However, SCFs are highly non-polar and as such, many species are
not adequately solubilized therein.
[0011] It would therefore be a significant advance in the art to
provide a supercritical fluid-based composition that overcomes the
deficiencies of the prior art relating to the removal of BARC
layers from semiconductor substrates.
SUMMARY OF THE INVENTION
[0012] The present invention relates to supercritical fluid-based
compositions useful in semiconductor manufacturing for the removal
of bottom anti-reflection coatings (BARCs) layers from substrates
having same thereon, and to methods of using such compositions for
removal of BARC layers from semiconductor substrates.

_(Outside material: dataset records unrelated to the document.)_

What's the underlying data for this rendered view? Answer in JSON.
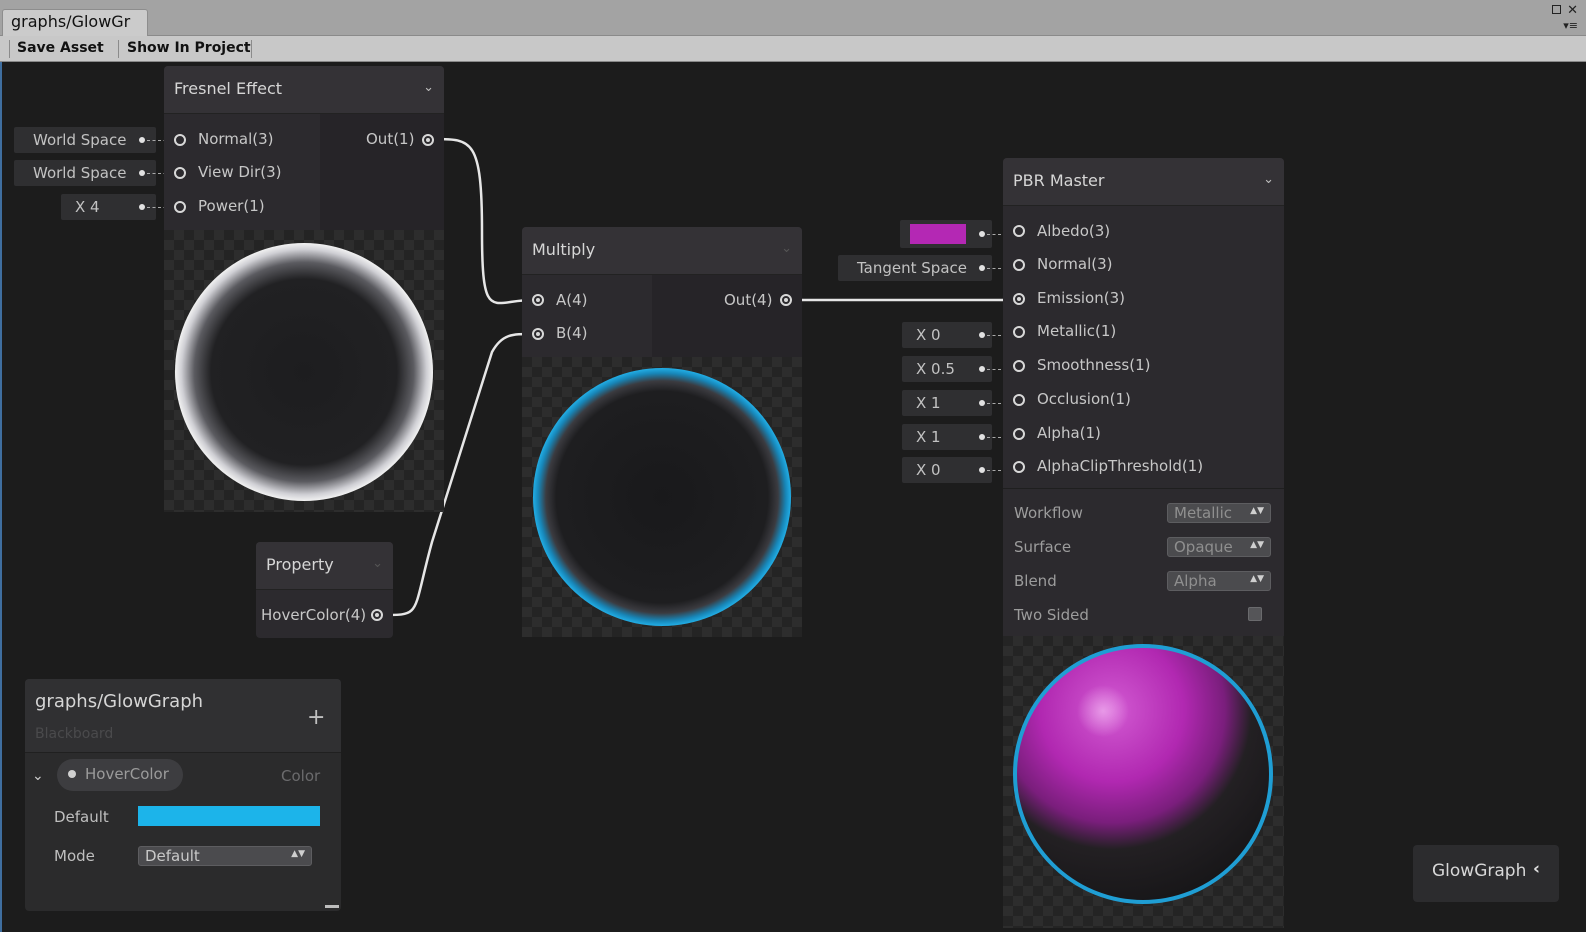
{
  "window": {
    "tab_title": "graphs/GlowGr",
    "maximize_icon": "maximize-icon",
    "close_icon": "close-icon",
    "menu_icon": "window-menu-icon"
  },
  "toolbar": {
    "save_label": "Save Asset",
    "show_label": "Show In Project"
  },
  "fresnel": {
    "title": "Fresnel Effect",
    "inputs": [
      "Normal(3)",
      "View Dir(3)",
      "Power(1)"
    ],
    "output": "Out(1)",
    "chips": [
      "World Space",
      "World Space",
      "X 4"
    ]
  },
  "multiply": {
    "title": "Multiply",
    "inputs": [
      "A(4)",
      "B(4)"
    ],
    "output": "Out(4)"
  },
  "property": {
    "title": "Property",
    "output": "HoverColor(4)"
  },
  "pbr": {
    "title": "PBR Master",
    "inputs": [
      "Albedo(3)",
      "Normal(3)",
      "Emission(3)",
      "Metallic(1)",
      "Smoothness(1)",
      "Occlusion(1)",
      "Alpha(1)",
      "AlphaClipThreshold(1)"
    ],
    "chips": {
      "albedo_color": "#b428b4",
      "normal": "Tangent Space",
      "metallic": "X 0",
      "smoothness": "X 0.5",
      "occlusion": "X 1",
      "alpha": "X 1",
      "clip": "X 0"
    },
    "settings": [
      {
        "label": "Workflow",
        "value": "Metallic"
      },
      {
        "label": "Surface",
        "value": "Opaque"
      },
      {
        "label": "Blend",
        "value": "Alpha"
      },
      {
        "label": "Two Sided",
        "value": ""
      }
    ]
  },
  "blackboard": {
    "title": "graphs/GlowGraph",
    "subtitle": "Blackboard",
    "add_icon": "plus-icon",
    "property_name": "HoverColor",
    "property_type": "Color",
    "default_label": "Default",
    "default_color": "#1cb4ea",
    "mode_label": "Mode",
    "mode_value": "Default"
  },
  "graph_tag": {
    "label": "GlowGraph",
    "icon": "chevron-left-icon"
  },
  "colors": {
    "accent_blue": "#1cb4ea",
    "emission_magenta": "#b428b4",
    "canvas": "#1c1c1c"
  }
}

[0013] In one aspect, the invention relates to a bottom
anti-reflection coating (BARC) removal composition, comprising at
least one SCF, at least one co-solvent, at least one etchant and at
least one surfactant.
[0014] In another aspect, the invention relates to a bottom
anti-reflection coating (BARC) removal composition, comprising
supercritical carbon dioxide (SCCO.sub.2), triethylamine
trihydrofluoride, a fluorosurfactant and isopropyl alcohol.
[0015] In yet another aspect, the invention relates to a method of
removing a bottom anti-reflection coating (BARC) layer from a
substrate having same thereon, said method comprising contacting
the substrate having the BARC layer thereon with an SCF-based
removal composition comprising at least one SCF, at least one
co-solvent, at least one etchant, and at least one surfactant, for
sufficient time and under sufficient contacting conditions to at
least partially remove the BARC layer from the substrate.

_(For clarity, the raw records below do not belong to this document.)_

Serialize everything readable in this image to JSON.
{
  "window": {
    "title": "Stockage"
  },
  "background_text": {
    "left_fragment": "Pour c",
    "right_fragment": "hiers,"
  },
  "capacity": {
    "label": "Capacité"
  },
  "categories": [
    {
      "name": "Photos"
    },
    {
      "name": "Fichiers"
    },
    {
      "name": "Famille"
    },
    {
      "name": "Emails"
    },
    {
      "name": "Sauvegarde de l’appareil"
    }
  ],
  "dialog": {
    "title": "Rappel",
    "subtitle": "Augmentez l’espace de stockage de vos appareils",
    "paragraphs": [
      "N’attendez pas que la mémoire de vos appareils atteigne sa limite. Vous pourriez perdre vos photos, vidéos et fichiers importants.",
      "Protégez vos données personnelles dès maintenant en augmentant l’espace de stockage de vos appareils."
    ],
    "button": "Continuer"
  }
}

[0016] In a further aspect, the invention relates to a method of
removing an ion implanted photoresist layer and a bottom
anti-reflection coating (BARC) layer from a substrate having same
thereon, said method comprising contacting the substrate having the
photoresist layer and the BARC layer thereon with a SCF-based
removal composition comprising at least one SCF, at least one
co-solvent, at least one etchant, and at least one surfactant, for
sufficient time and under sufficient contacting conditions to at
least partially remove the photoresist layer and the BARC layer
from the substrate.
[0017] Other aspects, features and embodiments of the invention
will be more fully apparent from the ensuing disclosure and
appended claims.
BRIEF DESCRIPTION OF THE DRAWINGS
[0018] FIG. 1 is a scanning electron microscope (SEM) image at 50 k
magnification of a cross-section of the control wafer showing the
70 nm BARC layer sandwiched between the silicon substrate and the
photoresist layer.
[0019] FIG. 2 is an optical image of a plan view of the sample in
FIG. 1.
[0020] FIG. 3 is an optical image of the wafer of FIG. 2, processed
using a SCCO.sub.2/fluoride/fluorinated surfactant composition,
showing removal of the photoresist layer.

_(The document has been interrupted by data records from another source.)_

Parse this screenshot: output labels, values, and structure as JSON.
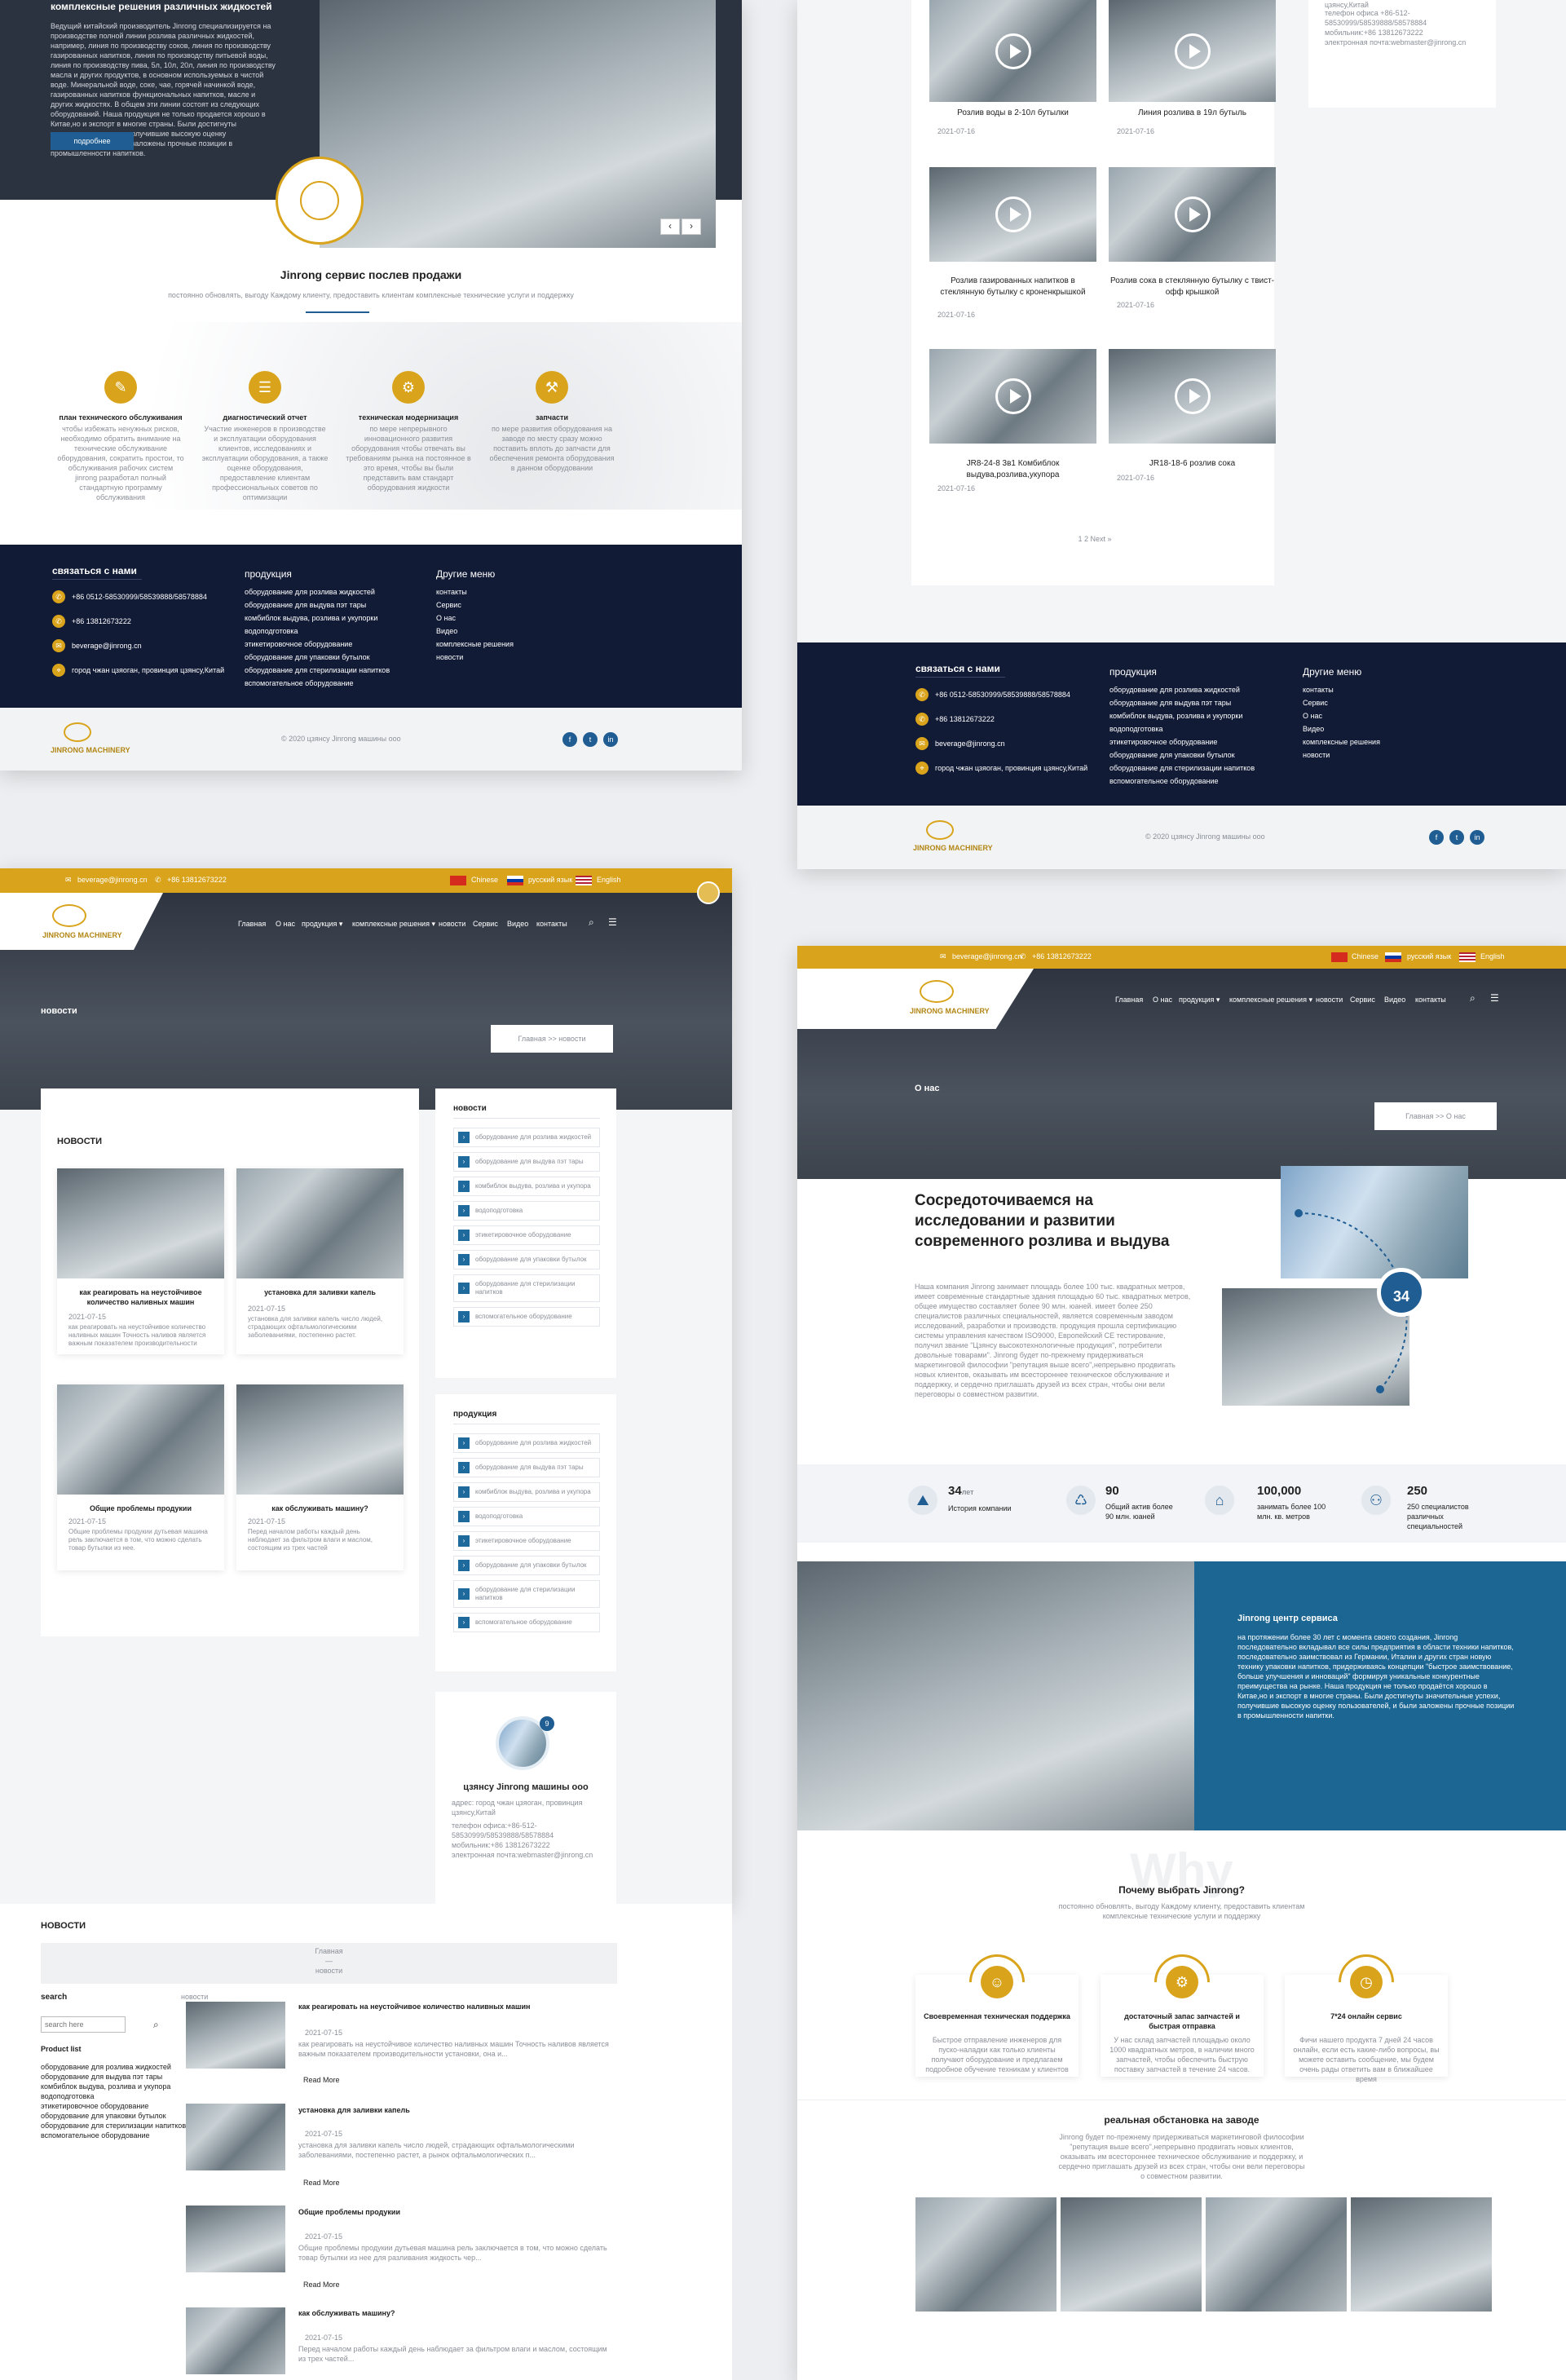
{
  "s1": {
    "hero_title": "комплексные решения различных жидкостей",
    "hero_text": "Ведущий китайский производитель Jinrong специализируется на производстве полной линии розлива различных жидкостей, например, линия по производству соков, линия по производству газированных напитков, линия по производству питьевой воды, линия по производству пива, 5л, 10л, 20л, линия по производству масла и других продуктов, в основном используемых в чистой воде. Минеральной воде, соке, чае, горячей начинкой воде, газированных напитков функциональных напитков, масле и других жидкостях. В общем эти линии состоят из следующих оборудований. Наша продукция не только продается хорошо в Китае,но и экспорт в многие страны. Были достигнуты значительные успехи, получившие высокую оценку пользователей, и были заложены прочные позиции в промышленности напитков.",
    "more_btn": "подробнее",
    "slider_prev": "‹",
    "slider_next": "›",
    "service_title": "Jinrong сервис послев продажи",
    "service_sub": "постоянно обновлять, выгоду Каждому клиенту, предоставить клиентам комплексные технические услуги и поддержку",
    "features": [
      {
        "icon": "calendar-icon",
        "glyph": "✎",
        "title": "план технического обслуживания",
        "text": "чтобы избежать ненужных рисков, необходимо обратить внимание на технические обслуживание оборудования, сократить простои, то обслуживания рабочих систем jinrong разработал полный стандартную программу обслуживания"
      },
      {
        "icon": "report-icon",
        "glyph": "☰",
        "title": "диагностический отчет",
        "text": "Участие инженеров в производстве и эксплуатации оборудования клиентов, исследованиях и эксплуатации оборудования, а также оценке оборудования, предоставление клиентам профессиональных советов по оптимизации"
      },
      {
        "icon": "gear-icon",
        "glyph": "⚙",
        "title": "техническая модернизация",
        "text": "по мере непрерывного инновационного развития оборудования чтобы отвечать вы требованиям рынка на постоянное в это время, чтобы вы были представить вам стандарт оборудования жидкости"
      },
      {
        "icon": "parts-icon",
        "glyph": "⚒",
        "title": "запчасти",
        "text": "по мере развития оборудования на заводе по месту сразу можно поставить вплоть до запчасти для обеспечения ремонта оборудования в данном оборудовании"
      }
    ]
  },
  "footer": {
    "contact_title": "связаться с нами",
    "phone1": "+86 0512-58530999/58539888/58578884",
    "phone2": "+86 13812673222",
    "email": "beverage@jinrong.cn",
    "address": "город чжан цзяоган, провинция цзянсу,Китай",
    "products_title": "продукция",
    "products": [
      "оборудование для розлива жидкостей",
      "оборудование для выдува пэт тары",
      "комбиблок выдува, розлива и укупорки",
      "водоподготовка",
      "этикетировочное оборудование",
      "оборудование для упаковки бутылок",
      "оборудование для стерилизации напитков",
      "вспомогательное оборудование"
    ],
    "menu_title": "Другие меню",
    "menu": [
      "контакты",
      "Сервис",
      "О нас",
      "Видео",
      "комплексные решения",
      "новости"
    ],
    "logo_text": "JINRONG MACHINERY",
    "copyright": "© 2020 цзянсу Jinrong машины ооо",
    "social": [
      "f",
      "t",
      "in"
    ]
  },
  "s2": {
    "contact_lines": [
      "цзянсу,Китай",
      "телефон офиса +86-512-",
      "58530999/58539888/58578884",
      "мобильник:+86 13812673222",
      "электронная почта:webmaster@jinrong.cn"
    ],
    "videos": [
      {
        "title": "Розлив воды в 2-10л бутылки",
        "date": "2021-07-16"
      },
      {
        "title": "Линия розлива в 19л бутыль",
        "date": "2021-07-16"
      },
      {
        "title": "Розлив газированных напитков в стеклянную бутылку с кроненкрышкой",
        "date": "2021-07-16"
      },
      {
        "title": "Розлив сока в стеклянную бутылку с твист-офф крышкой",
        "date": "2021-07-16"
      },
      {
        "title": "JR8-24-8 3в1 Комбиблок выдува,розлива,укупора",
        "date": "2021-07-16"
      },
      {
        "title": "JR18-18-6 розлив сока",
        "date": "2021-07-16"
      }
    ],
    "pagination": "1 2 Next »"
  },
  "topbar": {
    "email": "beverage@jinrong.cn",
    "phone": "+86 13812673222",
    "lang_cn": "Chinese",
    "lang_ru": "русский язык",
    "lang_en": "English"
  },
  "nav": {
    "items": [
      "Главная",
      "О нас",
      "продукция ▾",
      "комплексные решения ▾",
      "новости",
      "Сервис",
      "Видео",
      "контакты"
    ],
    "search_icon": "⌕",
    "menu_icon": "☰"
  },
  "s3": {
    "banner_title": "новости",
    "breadcrumb": "Главная >> новости",
    "list_title": "НОВОСТИ",
    "news": [
      {
        "title": "как реагировать на неустойчивое количество наливных машин",
        "date": "2021-07-15",
        "text": "как реагировать на неустойчивое количество наливных машин Точность наливов является важным показателем производительности установки."
      },
      {
        "title": "установка для заливки капель",
        "date": "2021-07-15",
        "text": "установка для заливки капель число людей, страдающих офтальмологическими заболеваниями, постепенно растет."
      },
      {
        "title": "Общие проблемы продукии",
        "date": "2021-07-15",
        "text": "Общие проблемы продукии дутьевая машина рель заключается в том, что можно сделать товар бутылки из нее."
      },
      {
        "title": "как обслуживать машину?",
        "date": "2021-07-15",
        "text": "Перед началом работы каждый день наблюдает за фильтром влаги и маслом, состоящим из трех частей"
      }
    ],
    "side_news_title": "новости",
    "side_products_title": "продукция",
    "side_items": [
      "оборудование для розлива жидкостей",
      "оборудование для выдува пэт тары",
      "комбиблок выдува, розлива и укупора",
      "водоподготовка",
      "этикетировочное оборудование",
      "оборудование для упаковки бутылок",
      "оборудование для стерилизации напитков",
      "вспомогательное оборудование"
    ],
    "company_badge": "9",
    "company_name": "цзянсу Jinrong машины ооо",
    "company_lines": [
      "адрес: город чжан цзяоган, провинция цзянсу,Китай",
      "телефон офиса:+86-512-",
      "58530999/58539888/58578884",
      "мобильник:+86 13812673222",
      "электронная почта:webmaster@jinrong.cn"
    ]
  },
  "s4": {
    "title": "НОВОСТИ",
    "crumb1": "Главная",
    "crumb_sep": "—",
    "crumb2": "новости",
    "search_label": "search",
    "search_placeholder": "search here",
    "search_icon": "⌕",
    "product_list_label": "Product list",
    "products": [
      "оборудование для розлива жидкостей",
      "оборудование для выдува пэт тары",
      "комбиблок выдува, розлива и укупора",
      "водоподготовка",
      "этикетировочное оборудование",
      "оборудование для упаковки бутылок",
      "оборудование для стерилизации напитков",
      "вспомогательное оборудование"
    ],
    "news_label": "новости",
    "read_more": "Read More",
    "items": [
      {
        "title": "как реагировать на неустойчивое количество наливных машин",
        "date": "2021-07-15",
        "text": "как реагировать на неустойчивое количество наливных машин Точность наливов является важным показателем производительности установки, она и..."
      },
      {
        "title": "установка для заливки капель",
        "date": "2021-07-15",
        "text": "установка для заливки капель число людей, страдающих офтальмологическими заболеваниями, постепенно растет, а рынок офтальмологических п..."
      },
      {
        "title": "Общие проблемы продукии",
        "date": "2021-07-15",
        "text": "Общие проблемы продукии дутьевая машина рель заключается в том, что можно сделать товар бутылки из нее для разливания жидкость чер..."
      },
      {
        "title": "как обслуживать машину?",
        "date": "2021-07-15",
        "text": "Перед началом работы каждый день наблюдает за фильтром влаги и маслом, состоящим из трех частей..."
      }
    ]
  },
  "s5": {
    "banner_title": "О нас",
    "breadcrumb": "Главная >> О нас",
    "headline": "Сосредоточиваемся на исследовании и развитии современного розлива и выдува",
    "body": "Наша компания Jinrong занимает площадь более 100 тыс. квадратных метров, имеет современные стандартные здания площадью 60 тыс. квадратных метров, общее имущество составляет более 90 млн. юаней. имеет более 250 специалистов различных специальностей, является современным заводом исследований, разработки и производств. продукция прошла сертификацию системы управления качеством ISO9000, Европейский CE тестирование, получил звание \"Цзянсу высокотехнологичные продукция\", потребители довольные товарами\". Jinrong будет по-прежнему придерживаться маркетинговой философии \"репутация выше всего\",непрерывно продвигать новых клиентов, оказывать им всестороннее техническое обслуживание и поддержку, и сердечно приглашать друзей из всех стран, чтобы они вели переговоры о совместном развитии.",
    "badge": "34",
    "stats": [
      {
        "icon": "history-icon",
        "glyph": "⛰",
        "num": "34",
        "unit": "лет",
        "label": "История компании"
      },
      {
        "icon": "assets-icon",
        "glyph": "♺",
        "num": "90",
        "unit": "",
        "label": "Общий актив более 90 млн. юаней"
      },
      {
        "icon": "area-icon",
        "glyph": "⌂",
        "num": "100,000",
        "unit": "",
        "label": "занимать более 100 млн. кв. метров"
      },
      {
        "icon": "staff-icon",
        "glyph": "⚇",
        "num": "250",
        "unit": "",
        "label": "250 специалистов различных специальностей"
      }
    ],
    "service_title": "Jinrong центр сервиса",
    "service_text": "на протяжении более 30 лет с момента своего создания, Jinrong последовательно вкладывал все силы предприятия в области техники напитков, последовательно заимствовал из Германии, Италии и других стран новую технику упаковки напитков, придерживаясь концепции \"быстрое заимствование, больше улучшения и инноваций\" формируя уникальные конкурентные преимущества на рынке. Наша продукция не только продаётся хорошо в Китае,но и экспорт в многие страны. Были достигнуты значительные успехи, получившие высокую оценку пользователей, и были заложены прочные позиции в промышленности напитки.",
    "why_bg": "Why",
    "why_title": "Почему выбрать Jinrong?",
    "why_sub": "постоянно обновлять, выгоду Каждому клиенту, предоставить клиентам комплексные технические услуги и поддержку",
    "why_cards": [
      {
        "icon": "engineer-icon",
        "glyph": "☺",
        "title": "Своевременная техническая поддержка",
        "text": "Быстрое отправление инженеров для пуско-наладки как только клиенты получают оборудование и предлагаем подробное обучение техникам у клиентов"
      },
      {
        "icon": "stock-icon",
        "glyph": "⚙",
        "title": "достаточный запас запчастей и быстрая отправка",
        "text": "У нас склад запчастей площадью около 1000 квадратных метров, в наличии много запчастей, чтобы обеспечить быструю поставку запчастей в течение 24 часов."
      },
      {
        "icon": "online-icon",
        "glyph": "◷",
        "title": "7*24 онлайн сервис",
        "text": "Фичи нашего продукта 7 дней 24 часов онлайн, если есть какие-либо вопросы, вы можете оставить сообщение, мы будем очень рады ответить вам в ближайшее время"
      }
    ],
    "factory_title": "реальная обстановка на заводе",
    "factory_text": "Jinrong будет по-прежнему придерживаться маркетинговой философии \"репутация выше всего\",непрерывно продвигать новых клиентов, оказывать им всестороннее техническое обслуживание и поддержку, и сердечно приглашать друзей из всех стран, чтобы они вели переговоры о совместном развитии."
  }
}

[0021] FIG. 4 is an optical image of the wafer of FIG. 2, processed
using a SCCO.sub.2/fluoride/fluorinated surfactant/methanol
composition, showing removal of the photoresist layer and the BARC
layer.
DETAILED DESCRIPTION OF THE INVENTION, AND PREFERRED EMBODIMENTS
THEREOF
[0022] The present invention is based on the discovery of a
supercritical carbon fluid-based composition that is highly
efficacious for the removal of photoresist and bottom
anti-reflection coatings (BARCs) layers from patterned
semiconductor wafers on which same are present. Specifically, the
present invention relates to the removal of photoresist and BARC
layers from patterned ion implanted semiconductor wafers.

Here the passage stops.